4. You may meet your worst enemy. During your first year of sobriety—and honestly, whenever you’re out in the world—and dating, you will meet your least favorite person ever. You could find the Stormtrooper to your Luke, or the Heather C. to your pre-shoplifting Veronica. Considering the typical hyper-emotionalism of your first year and the likely consideration that you are now the arbiter of archetypal moral conduct, you will likely be offended by a number of once-typical characteristics and behaviors, convinced that you now have invaluable insight into the way things should be. And maybe you do! Maybe. But maybe you’re also just a hypersensitive alcoholic who needs to calm the hell down. You’re not a vigilante drunk avenger! You won’t balance and amend each and every perceived injustice in your first 30 days! Slow your roll. You’ve been doing this fearless and honest shtick for a whole month and the world’s been this way since—well, since whenever, per whether you ascribe to evolutionism or creationism. (Though if this is really in question, we should have a talk about something called “science,” but we’ll save that for your one-year anniversary.) 

5. You may meet your best friend. I dated in my first year. I was 18, she was 26. I had 6 months, she had 60 days. By those terms, we both robbed the cradle. I kept running into her everywhere I went. Neither of us belonged on the Upper East Side but that’s where we found ourselves, and one another. We played house awhile, neither knowing how it would end, but knowing that it inevitably would. We didn’t talk for months. Neither of us drank. Now she’s my best friend. We’ve been buds through wins and losses, deaths, promotions, breakups—the full gamut of existence defined. We’ve both been adult enough to not use the other as a scapegoat or excuse. We knew that emotional pain, separation, disappointment, and endings were a part of adulthood. That’s just the daily hazard of living fully. If you can’t accept the likelihood of this, do not date. In fact, do not form any type of emotional attachment of any kind, as the slightest disappointment is likely to riddle you with absolute despair, self-righteous but misguided senses of betrayal and un-right-able wrong. Maybe just drink coffee and hit the gym, call your sponsor, and heed all of their suggestions. 

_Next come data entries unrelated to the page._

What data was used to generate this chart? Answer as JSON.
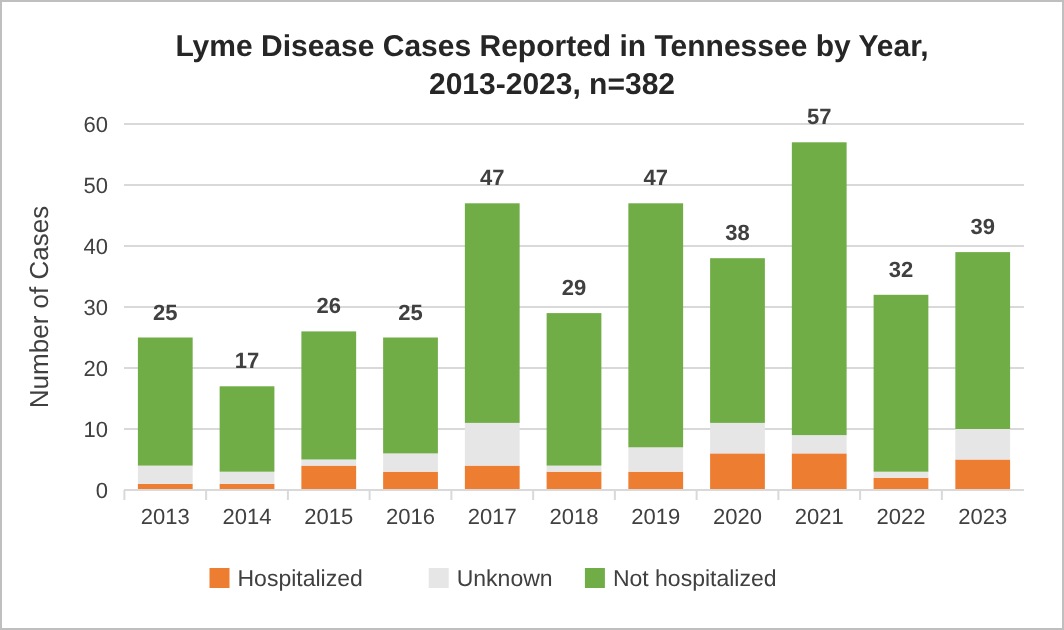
{
  "chart_data": {
    "type": "bar",
    "title": "Lyme Disease Cases Reported in Tennessee by Year, 2013-2023, n=382",
    "ylabel": "Number of Cases",
    "categories": [
      "2013",
      "2014",
      "2015",
      "2016",
      "2017",
      "2018",
      "2019",
      "2020",
      "2021",
      "2022",
      "2023"
    ],
    "stacked": true,
    "series": [
      {
        "name": "Hospitalized",
        "color": "#ed7d31",
        "values": [
          1,
          1,
          4,
          3,
          4,
          3,
          3,
          6,
          6,
          2,
          5
        ]
      },
      {
        "name": "Unknown",
        "color": "#e7e6e6",
        "values": [
          3,
          2,
          1,
          3,
          7,
          1,
          4,
          5,
          3,
          1,
          5
        ]
      },
      {
        "name": "Not hospitalized",
        "color": "#70ad47",
        "values": [
          21,
          14,
          21,
          19,
          36,
          25,
          40,
          27,
          48,
          29,
          29
        ]
      }
    ],
    "totals": [
      "25",
      "17",
      "26",
      "25",
      "47",
      "29",
      "47",
      "38",
      "57",
      "32",
      "39"
    ],
    "ylim": [
      0,
      60
    ],
    "yticks": [
      0,
      10,
      20,
      30,
      40,
      50,
      60
    ],
    "grid": "y",
    "legend": "bottom"
  }
}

To recap: your need to buck what’s suggested to you is not only further confirmation of your status as a newly sober recovering alcoholic—it’s damning proof of your emotionally stunted nature, frequently touted as equal to the age at which you began drinking. You’re showing all of your cards! Fix your face! If you want to carry on denying this, then you’d better affect a solid front. If you can’t, or if by some miracle you are contrarily open to doing the opposite of what you would like, I would strongly suggest full adherence to your sponsor’s advice. You’ll be spared a world of pain and avoidable disappointment. Maybe this go at sobriety is the blessing you’ve been fox-hole-praying for. You know—that prayer you say when things blow up and you promise to stop drinking, but never actually do. Except, now you actually could. Now you are being presented with the resources and support to make the necessary changes to reach past your basest alcoholic self. Any moment at which you are presented with a viable solution to the root cause of your pain is objectively worth your due consideration. Look—a frame beyond those concerns preoccupying your immediate attention and impulsive desires—that space holds your chance at wild joy.